Enforcement Is The Key
Yet having a bevy of tools in place to manage and secure handheld devices is only as effective as getting user cooperation. Like many IT-related issues, securing handhelds requires a combination of technology, policies, and user education.

The poster child for this is the case of a former Morgan Stanley executive who sold an old Blackberry on eBay. Published reports noted that Morgan Stanley had a policy that all mobile devices had to be returned to the company for “cleansing” when an employee left the company. In this case, no one followed up. The result was that the eBay buyer found that the device had a great deal of company information and hundreds of confidential email messages.

So while tools that make handhelds safer to use are essential, companies need to set policies and make sure the policies are enforced. One good, vendor-neutral source of information about securing handheld devices is a report put together by the National Institute of Standards and Technology (NIST).

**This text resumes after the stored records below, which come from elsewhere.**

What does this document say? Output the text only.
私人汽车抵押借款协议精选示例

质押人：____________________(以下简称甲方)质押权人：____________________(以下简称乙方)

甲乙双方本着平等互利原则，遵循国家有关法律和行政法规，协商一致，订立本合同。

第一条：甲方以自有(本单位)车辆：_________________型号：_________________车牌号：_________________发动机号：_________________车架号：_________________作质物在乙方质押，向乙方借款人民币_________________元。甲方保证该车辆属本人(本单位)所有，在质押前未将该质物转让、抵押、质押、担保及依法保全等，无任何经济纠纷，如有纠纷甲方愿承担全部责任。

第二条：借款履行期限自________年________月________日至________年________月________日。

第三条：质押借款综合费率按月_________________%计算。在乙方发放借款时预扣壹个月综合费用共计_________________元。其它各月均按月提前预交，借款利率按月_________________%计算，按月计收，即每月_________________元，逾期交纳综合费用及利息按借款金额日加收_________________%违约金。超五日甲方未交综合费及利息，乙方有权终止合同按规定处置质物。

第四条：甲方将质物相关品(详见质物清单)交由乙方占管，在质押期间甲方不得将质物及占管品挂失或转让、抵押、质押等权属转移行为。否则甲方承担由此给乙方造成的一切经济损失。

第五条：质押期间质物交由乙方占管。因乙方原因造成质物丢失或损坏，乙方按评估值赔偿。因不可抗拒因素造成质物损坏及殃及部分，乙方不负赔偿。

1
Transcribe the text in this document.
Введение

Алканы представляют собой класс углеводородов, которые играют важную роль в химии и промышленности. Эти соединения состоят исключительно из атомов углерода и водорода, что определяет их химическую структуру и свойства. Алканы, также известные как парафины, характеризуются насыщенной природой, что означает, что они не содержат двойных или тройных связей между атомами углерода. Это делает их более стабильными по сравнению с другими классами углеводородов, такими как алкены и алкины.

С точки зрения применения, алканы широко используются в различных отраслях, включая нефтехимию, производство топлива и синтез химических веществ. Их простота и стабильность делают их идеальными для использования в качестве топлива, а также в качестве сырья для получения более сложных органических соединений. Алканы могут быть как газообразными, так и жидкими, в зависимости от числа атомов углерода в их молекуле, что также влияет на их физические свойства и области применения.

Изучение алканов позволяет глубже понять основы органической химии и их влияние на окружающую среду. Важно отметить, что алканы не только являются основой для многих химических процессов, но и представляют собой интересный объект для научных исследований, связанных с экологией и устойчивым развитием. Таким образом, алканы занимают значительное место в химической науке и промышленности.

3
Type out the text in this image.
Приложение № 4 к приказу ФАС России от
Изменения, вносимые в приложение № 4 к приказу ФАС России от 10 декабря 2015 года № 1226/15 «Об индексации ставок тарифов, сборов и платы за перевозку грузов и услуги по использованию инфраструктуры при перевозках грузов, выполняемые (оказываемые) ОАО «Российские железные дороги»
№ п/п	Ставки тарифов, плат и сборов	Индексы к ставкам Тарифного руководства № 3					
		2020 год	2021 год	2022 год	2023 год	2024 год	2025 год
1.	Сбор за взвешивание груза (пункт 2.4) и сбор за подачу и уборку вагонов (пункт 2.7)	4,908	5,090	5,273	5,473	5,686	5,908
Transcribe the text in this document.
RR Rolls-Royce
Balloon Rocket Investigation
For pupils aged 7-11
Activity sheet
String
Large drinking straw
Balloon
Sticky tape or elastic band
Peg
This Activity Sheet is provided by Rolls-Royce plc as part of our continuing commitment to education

The report, titled “Wireless Network Security: 802.11, Bluetooth, and Handheld Devices,” was published in November 2002, but its wireless handheld device security checklist (starting on page 100) contains numerous best practices and points to consider that are applicable to all devices on the market today.For instance, the report suggests a combination of security technologies be used including anti-virus software on the device itself, strong authentication to ensure only appropriate users can access corporate resource and the data on the device, and virtual private networks to safeguard data sent wirelessly to and from a handheld.

And it recommends that common sense policies be put into place. For example, one suggestion is to turn off access and communication ports in inactive periods such as weekends or nights. And NIST recommends that the data stored on handhelds be encrypted so even if the device ends up in someone else’s hands, that person will not have access to the data.